Traditional data warehouses are set up to tackle corporate reporting such as information on sales, products and customers, and may need to tackle very large volumes of data: the sheer quantity of individual retail sales transactions or Telco call logs in a large company creates major challenges of scalability and performance. ESG data presents different issues: it is typically not large in volume, but may be complex and come from many different systems, and may change in format frequently. I was recently shown an interesting demonstration of a new data warehouse tool that suits this kind of issue very well, using ESG data as an example.

Exasol is known as a vendor of a very fast, scalable in-memory database aimed at analytics. In late 2023 they launched a complementary product called Yotilla, a tool that is aimed at greatly simplifying the design and deployment of data warehouses. With Yotilla, a semantic layer of business terminology is defined that shields the end-user from seeing the physical structure of a database. For example, in Yotillla an end-user sees an entity called “customer” rather than a physical database table (for example, in SAP the customer master table has the catchy name “KNA1”). A user can add data sources via a menu that creates a staging area, and Yotilla interprets the database schemas that it finds and presents a visual representation of the structure of the data, in either tabular or graphical form showing key relationships. An end user can then select the data that they are interested in and Yotilla will generate the necessary SQL statements to produce a new data mart that shows just the data that the customer is interested in. The underlying database could be Exasol, but it could also be one of a range of partner databases, such as Snowflake.

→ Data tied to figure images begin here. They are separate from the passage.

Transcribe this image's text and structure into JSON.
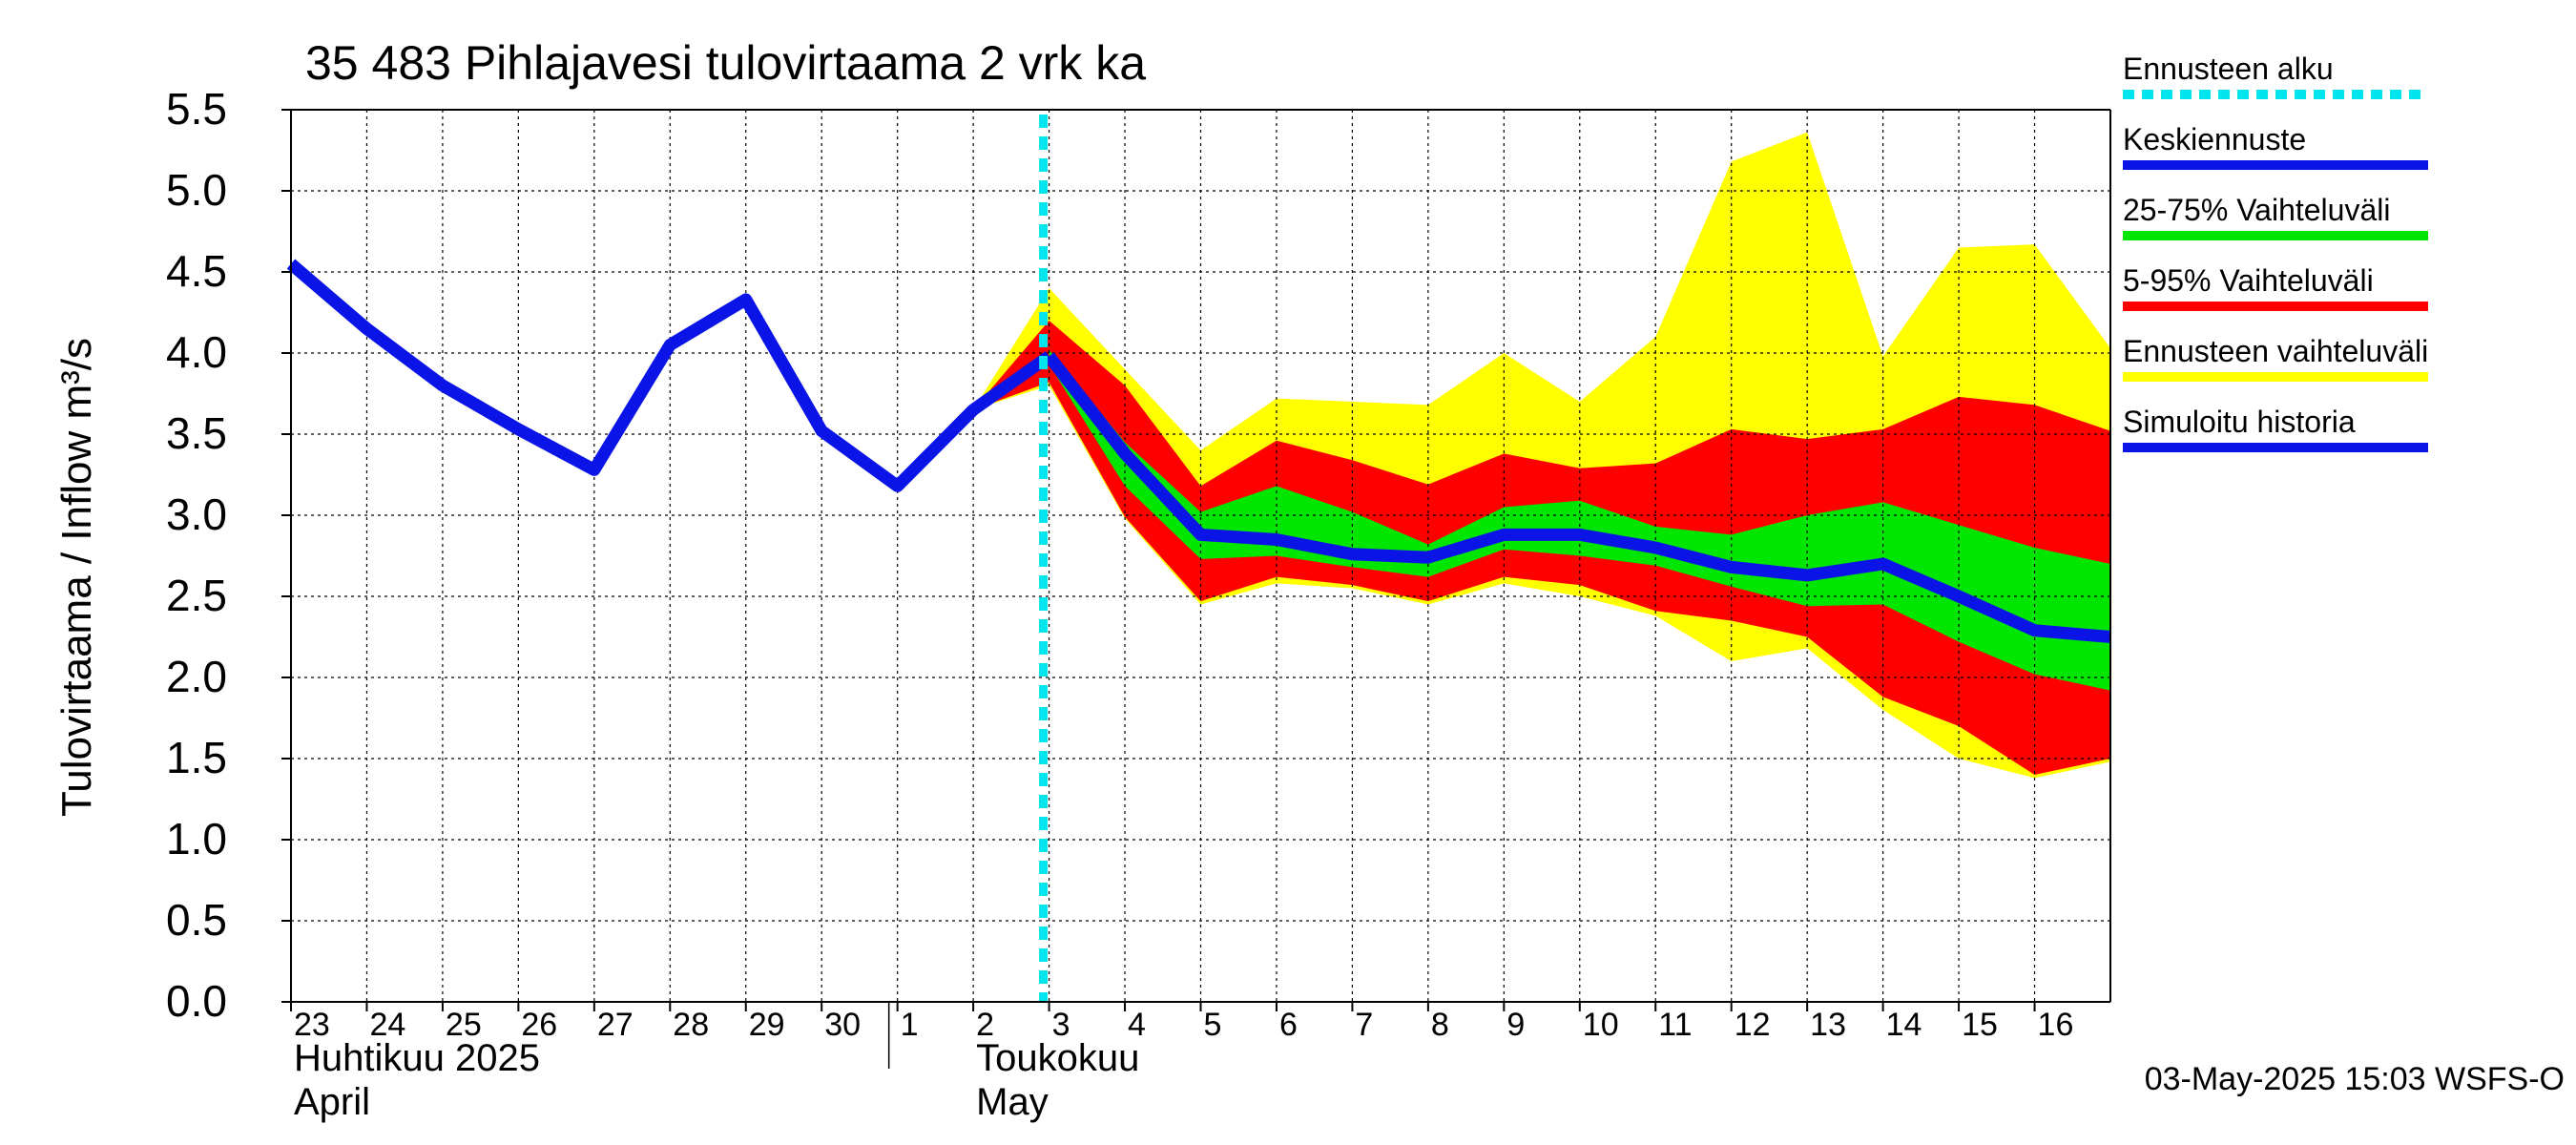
{
  "chart_data": {
    "type": "area",
    "title": "35 483 Pihlajavesi tulovirtaama 2 vrk ka",
    "ylabel": "Tulovirtaama / Inflow    m³/s",
    "xlabel": "",
    "ylim": [
      0,
      5.5
    ],
    "y_ticks": [
      "0.0",
      "0.5",
      "1.0",
      "1.5",
      "2.0",
      "2.5",
      "3.0",
      "3.5",
      "4.0",
      "4.5",
      "5.0",
      "5.5"
    ],
    "x_range": [
      "2025-04-23",
      "2025-05-17"
    ],
    "x_day_labels": [
      "23",
      "24",
      "25",
      "26",
      "27",
      "28",
      "29",
      "30",
      "1",
      "2",
      "3",
      "4",
      "5",
      "6",
      "7",
      "8",
      "9",
      "10",
      "11",
      "12",
      "13",
      "14",
      "15",
      "16"
    ],
    "x_day_dates": [
      "2025-04-23",
      "2025-04-24",
      "2025-04-25",
      "2025-04-26",
      "2025-04-27",
      "2025-04-28",
      "2025-04-29",
      "2025-04-30",
      "2025-05-01",
      "2025-05-02",
      "2025-05-03",
      "2025-05-04",
      "2025-05-05",
      "2025-05-06",
      "2025-05-07",
      "2025-05-08",
      "2025-05-09",
      "2025-05-10",
      "2025-05-11",
      "2025-05-12",
      "2025-05-13",
      "2025-05-14",
      "2025-05-15",
      "2025-05-16"
    ],
    "month_labels": [
      {
        "line1": "Huhtikuu  2025",
        "line2": "April",
        "date": "2025-04-23"
      },
      {
        "line1": "Toukokuu",
        "line2": "May",
        "date": "2025-05-02"
      }
    ],
    "month_separator_date": "2025-05-01",
    "forecast_start": "2025-05-03",
    "timestamp": "03-May-2025 15:03 WSFS-O",
    "grid": true,
    "legend_position": "right",
    "legend": [
      {
        "label": "Ennusteen alku",
        "color": "#00e5ee",
        "style": "dotted"
      },
      {
        "label": "Keskiennuste",
        "color": "#0a14e6",
        "style": "solid"
      },
      {
        "label": "25-75% Vaihteluväli",
        "color": "#00e600",
        "style": "solid"
      },
      {
        "label": "5-95% Vaihteluväli",
        "color": "#ff0000",
        "style": "solid"
      },
      {
        "label": "Ennusteen vaihteluväli",
        "color": "#ffff00",
        "style": "solid"
      },
      {
        "label": "Simuloitu historia",
        "color": "#0a14e6",
        "style": "solid"
      }
    ],
    "series": [
      {
        "name": "Simuloitu historia",
        "color": "#0a14e6",
        "x": [
          "2025-04-23",
          "2025-04-24",
          "2025-04-25",
          "2025-04-26",
          "2025-04-27",
          "2025-04-28",
          "2025-04-29",
          "2025-04-30",
          "2025-05-01",
          "2025-05-02",
          "2025-05-03"
        ],
        "values": [
          4.55,
          4.15,
          3.8,
          3.53,
          3.28,
          4.05,
          4.33,
          3.52,
          3.18,
          3.65,
          3.98
        ]
      },
      {
        "name": "Keskiennuste",
        "color": "#0a14e6",
        "x": [
          "2025-05-03",
          "2025-05-04",
          "2025-05-05",
          "2025-05-06",
          "2025-05-07",
          "2025-05-08",
          "2025-05-09",
          "2025-05-10",
          "2025-05-11",
          "2025-05-12",
          "2025-05-13",
          "2025-05-14",
          "2025-05-15",
          "2025-05-16",
          "2025-05-17"
        ],
        "values": [
          3.98,
          3.38,
          2.88,
          2.85,
          2.76,
          2.74,
          2.88,
          2.88,
          2.8,
          2.68,
          2.63,
          2.7,
          2.5,
          2.29,
          2.25
        ]
      }
    ],
    "bands": [
      {
        "name": "Ennusteen vaihteluväli",
        "color": "#ffff00",
        "x": [
          "2025-05-02",
          "2025-05-03",
          "2025-05-04",
          "2025-05-05",
          "2025-05-06",
          "2025-05-07",
          "2025-05-08",
          "2025-05-09",
          "2025-05-10",
          "2025-05-11",
          "2025-05-12",
          "2025-05-13",
          "2025-05-14",
          "2025-05-15",
          "2025-05-16",
          "2025-05-17"
        ],
        "upper": [
          3.65,
          4.4,
          3.9,
          3.4,
          3.72,
          3.7,
          3.68,
          4.0,
          3.7,
          4.1,
          5.18,
          5.36,
          3.98,
          4.65,
          4.67,
          4.03
        ],
        "lower": [
          3.65,
          3.8,
          2.98,
          2.45,
          2.58,
          2.55,
          2.45,
          2.58,
          2.5,
          2.38,
          2.1,
          2.18,
          1.8,
          1.5,
          1.38,
          1.48
        ]
      },
      {
        "name": "5-95% Vaihteluväli",
        "color": "#ff0000",
        "x": [
          "2025-05-02",
          "2025-05-03",
          "2025-05-04",
          "2025-05-05",
          "2025-05-06",
          "2025-05-07",
          "2025-05-08",
          "2025-05-09",
          "2025-05-10",
          "2025-05-11",
          "2025-05-12",
          "2025-05-13",
          "2025-05-14",
          "2025-05-15",
          "2025-05-16",
          "2025-05-17"
        ],
        "upper": [
          3.65,
          4.2,
          3.8,
          3.18,
          3.46,
          3.34,
          3.19,
          3.38,
          3.29,
          3.32,
          3.53,
          3.47,
          3.53,
          3.73,
          3.68,
          3.52
        ],
        "lower": [
          3.65,
          3.82,
          2.99,
          2.47,
          2.62,
          2.57,
          2.47,
          2.62,
          2.57,
          2.41,
          2.35,
          2.25,
          1.88,
          1.7,
          1.4,
          1.5
        ]
      },
      {
        "name": "25-75% Vaihteluväli",
        "color": "#00e600",
        "x": [
          "2025-05-03",
          "2025-05-04",
          "2025-05-05",
          "2025-05-06",
          "2025-05-07",
          "2025-05-08",
          "2025-05-09",
          "2025-05-10",
          "2025-05-11",
          "2025-05-12",
          "2025-05-13",
          "2025-05-14",
          "2025-05-15",
          "2025-05-16",
          "2025-05-17"
        ],
        "upper": [
          4.02,
          3.45,
          3.02,
          3.18,
          3.02,
          2.82,
          3.05,
          3.09,
          2.93,
          2.88,
          3.0,
          3.08,
          2.94,
          2.8,
          2.7
        ],
        "lower": [
          3.93,
          3.18,
          2.73,
          2.75,
          2.68,
          2.62,
          2.79,
          2.75,
          2.69,
          2.56,
          2.44,
          2.45,
          2.22,
          2.02,
          1.92
        ]
      }
    ]
  }
}
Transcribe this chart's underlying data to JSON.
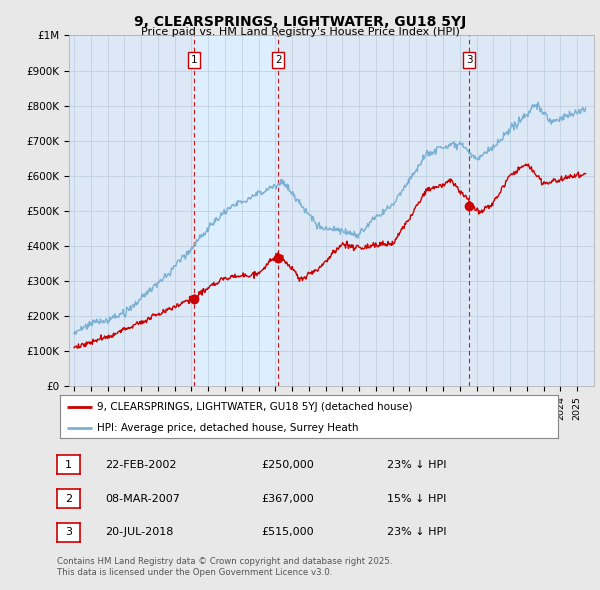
{
  "title": "9, CLEARSPRINGS, LIGHTWATER, GU18 5YJ",
  "subtitle": "Price paid vs. HM Land Registry's House Price Index (HPI)",
  "background_color": "#e8e8e8",
  "plot_bg_color": "#dce8f5",
  "sale_dates_float": [
    2002.146,
    2007.181,
    2018.549
  ],
  "sale_prices": [
    250000,
    367000,
    515000
  ],
  "sale_labels": [
    "1",
    "2",
    "3"
  ],
  "legend_red": "9, CLEARSPRINGS, LIGHTWATER, GU18 5YJ (detached house)",
  "legend_blue": "HPI: Average price, detached house, Surrey Heath",
  "table_rows": [
    [
      "1",
      "22-FEB-2002",
      "£250,000",
      "23% ↓ HPI"
    ],
    [
      "2",
      "08-MAR-2007",
      "£367,000",
      "15% ↓ HPI"
    ],
    [
      "3",
      "20-JUL-2018",
      "£515,000",
      "23% ↓ HPI"
    ]
  ],
  "footnote1": "Contains HM Land Registry data © Crown copyright and database right 2025.",
  "footnote2": "This data is licensed under the Open Government Licence v3.0.",
  "ylim": [
    0,
    1000000
  ],
  "yticks": [
    0,
    100000,
    200000,
    300000,
    400000,
    500000,
    600000,
    700000,
    800000,
    900000,
    1000000
  ],
  "ytick_labels": [
    "£0",
    "£100K",
    "£200K",
    "£300K",
    "£400K",
    "£500K",
    "£600K",
    "£700K",
    "£800K",
    "£900K",
    "£1M"
  ],
  "red_color": "#cc0000",
  "blue_color": "#7ab0d4",
  "vline_color": "#cc0000",
  "grid_color": "#bbccdd",
  "shade_color": "#d0e4f4"
}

Once the data mart structure is defined, Yotilla generates the necessary data mart tables and populates them, and it is then possible to plug in a reporting or analytic tool like as Tableau to produce whatever reports you need. Crucially, because Yotilla holds its metadata in a catalogue, if the underlying source structure changes then it can detect such changes and rebuild the data mart without the need for technical intervention from the IT department: Yotilla just regenerates the SQL. In the demonstration of ESG data that I saw, even a fairly simple set of data structures resulted in some quite complex SQL statements to generate the necessary tables for the data mart when the structure of an underlying source changed. Without such a tool, it would be necessary to involve a database administrator to handle the schema changes associated with the changes in the sources. In reality, changing the underlying structure of a populated data warehouse schema is a non-trivial task, so a tool that can radically speed this process up will have a significant effect on support effort and the timeliness of responding to business changes. In an area such as ESG, with many diverse data sources, some of which are from 3rd parties, the ability to rapidly deal with changes in underlying data structures is very useful. Naturally, Yotilla is not restricted to ESG data but would apply to any situation with complex, diverse, changing data sources. As the commercial rollout of Yotilla begins in 2024 it will be interesting to see the level of take-up amongst customers in such situations.